There is more to a woman’s strengths than simply her natural creativity, which is a common assumption. The notion that women are naturally creative, upholds harmful stereotypes and reinforces biased thinking. We must acknowledge and celebrate their multifaceted strengths rather than pigeonholing women into a single category.
Women possess natural leadership qualities, such as handling multiple tasks and stakeholders together. It is time for us to recognize that women can hold positions of power and influence and actively support their advancement.
What’s Holding Women Back in Technology?
Over the past few years, we have seen a major shift in the tech industry’s demographics. The focus on diversity and inclusion has become important. Some businesses have also acted to ensure they have a more balanced workforce. However, despite these efforts, technology leadership still overlooks women.
There are many reasons for this. One is the ‘pipeline problem.’ The percentage of women studying STEM (science, technology, engineering, and mathematics) degrees is still low, meaning fewer women are entering the technology workforce. Further, the gender pay gap in the technology industry can be extreme, making it more difficult for women to advance to leadership positions.
However, there are signs that things are changing. Companies are beginning to prioritize diversity and inclusion, taking active initiatives to improve representation. Many businesses have started mentorship programs, development opportunities, and gender targets for promotions, all of which can help support women’s advancement.
There are also external organizations working to promote women in technology leadership. For example, Women in Technology International (WITI) is a global organization dedicated to empowering women in technology. They offer training, mentoring, and networking opportunities to help women advance their careers.
The Anita Borg Institute is another organization working towards increasing the representation of women in technology.
Various programs specifically aim to support women in technology leadership positions. For example, many organizations, like those mentioned above, offer mentorship programs, socializing events, and leadership training opportunities specifically for women in the industry. These programs can help women develop the skills and connections needed to succeed in leadership roles.
As well as this, as the role of technology continues to increase in every aspect of modern life, there is a need for skilled professionals who can develop and manage these systems. This presents a great opportunity for women interested in chasing technological careers, as there is likely to be strong demand for their skills.
What We Need To Do?
A more diverse leadership and workforce in technology can only mean positive growth for organizations and businesses. But, to wholeheartedly work towards this, everyone must get on board – including men.

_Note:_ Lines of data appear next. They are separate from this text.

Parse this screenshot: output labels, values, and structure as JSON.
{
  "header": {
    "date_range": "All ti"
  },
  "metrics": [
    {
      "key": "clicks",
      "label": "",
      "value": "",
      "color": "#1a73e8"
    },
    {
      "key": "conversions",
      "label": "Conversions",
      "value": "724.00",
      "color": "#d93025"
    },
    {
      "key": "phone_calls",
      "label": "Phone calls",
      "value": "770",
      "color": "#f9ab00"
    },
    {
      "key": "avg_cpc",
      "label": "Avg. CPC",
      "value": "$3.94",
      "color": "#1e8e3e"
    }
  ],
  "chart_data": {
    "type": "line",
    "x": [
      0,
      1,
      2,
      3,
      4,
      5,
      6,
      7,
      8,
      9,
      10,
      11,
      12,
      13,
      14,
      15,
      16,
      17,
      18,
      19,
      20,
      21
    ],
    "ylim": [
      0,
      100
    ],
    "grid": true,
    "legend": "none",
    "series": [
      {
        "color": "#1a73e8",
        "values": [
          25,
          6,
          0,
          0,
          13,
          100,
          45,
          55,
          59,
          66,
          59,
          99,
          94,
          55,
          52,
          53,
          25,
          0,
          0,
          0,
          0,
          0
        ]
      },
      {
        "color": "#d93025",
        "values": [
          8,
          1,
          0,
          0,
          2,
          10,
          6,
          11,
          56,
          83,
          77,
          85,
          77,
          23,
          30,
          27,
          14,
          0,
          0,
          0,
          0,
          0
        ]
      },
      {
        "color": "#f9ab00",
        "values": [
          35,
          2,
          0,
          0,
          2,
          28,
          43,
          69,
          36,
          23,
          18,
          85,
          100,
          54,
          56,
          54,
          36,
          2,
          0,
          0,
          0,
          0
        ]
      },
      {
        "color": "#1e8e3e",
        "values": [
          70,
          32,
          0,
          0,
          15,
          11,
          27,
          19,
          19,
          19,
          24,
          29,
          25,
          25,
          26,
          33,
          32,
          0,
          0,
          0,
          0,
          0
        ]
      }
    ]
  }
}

The first step should be to commit to a holistic diversity, equity, and inclusion (DEI) strategy. This aims to create an inclusive culture to recruit and retain a diverse workforce. Next, it is essential to establish goal-setting, transparency, and accountability. Tech companies should aim to identify diversity metrics, report results, and track progress to revise their approach and improve.
Finally, tech companies must establish creative programs to hire, retain, and promote a diverse workforce. This may involve building programs to recruit and upskill unique talent. Companies should give mentorship programs and development opportunities to support neglected groups. Since less than a quarter of tech, media, and telecom companies have taken these steps, according to a report by Deloitte, there is much room for improvement.
Let’s conquer biases as we move towards a more equitable and diverse future. We must be open to change and willing to uplift and empower women as leaders. It’s time to break the hurdles that held women back for a long and create a better future for all.
So the question remains, will you join the movement towards equality and diversity in leadership, or will you remain a gazer?